Real-world Big Data workloads in the cloud
There's a flood of open data out there from organizations and governments large and small. With such easy access to this, solving common big data problems seems simpler than ever before. Got a problem with traffic, weather, or money? Analyze the right datasets, and you just might learn that 2pm on a sunny Tuesday afternoon is the best time to drive to the bank. Thanks Big Data!
The rub with trying to solve these problems is in the deployment and configuration of all the services that need to work together to get to an answer. Wouldn't it be great if there was an easy way to model a Big Data platform (complete with ingestion, processing, and visualization components), stand that up in a cloud, and get down to business? "Yes" is the right answer, and fortunately, Juju does just that.
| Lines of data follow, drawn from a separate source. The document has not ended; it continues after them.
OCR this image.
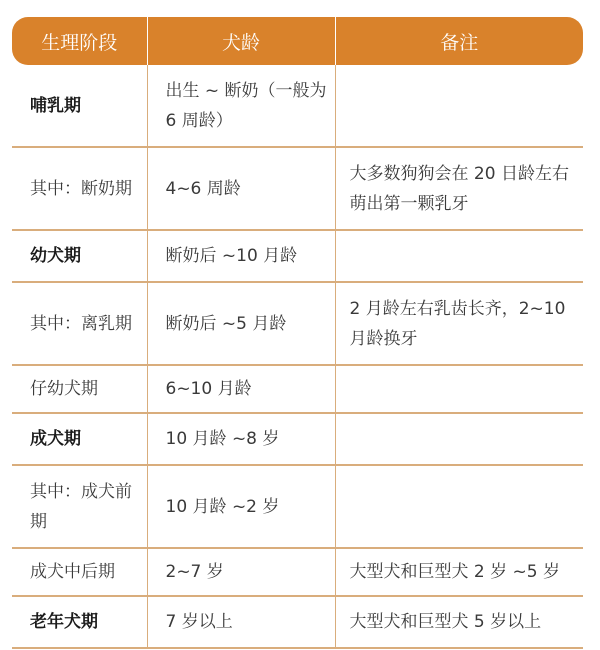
生理阶段	犬龄	备注
哺乳期	出生 ~ 断奶（一般为 6 周龄）	
其中：断奶期	4~6 周龄	大多数狗狗会在 20 日龄左右萌出第一颗乳牙
幼犬期	断奶后 ~10 月龄	
其中：离乳期	断奶后 ~5 月龄	2 月龄左右乳齿长齐，2~10 月龄换牙
仔幼犬期	6~10 月龄	
成犬期	10 月龄 ~8 岁	
其中：成犬前期	10 月龄 ~2 岁	
成犬中后期	2~7 岁	大型犬和巨型犬 2 岁 ~5 岁
老年犬期	7 岁以上	大型犬和巨型犬 5 岁以上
In this talk, we'll cover some of the Big Data services available in the Juju ecosystem (Hadoop, Spark, Kafka, Zeppelin, etc) and then discuss how these can be bundled together as a platform for grinding on Big Data problems. We'll then demo some of the real-world problem-solving bundles that we've found most popular, including realtime log analytics and finding meaning in financial market data. We may even tell you which is better: Emacs or vi. (just kidding, you don't need Hadoop to know it's vi).
This talk is intended for an intermediate audience and will best serve people that have a basic understanding of common components in a Big Data platform. If I say "NameNode", you should not need to google that. Ideally, you've experienced the pain of standing up Big Data first hand, or at least heard of someone that changed careers because configuring their Big Data cluster was that awful.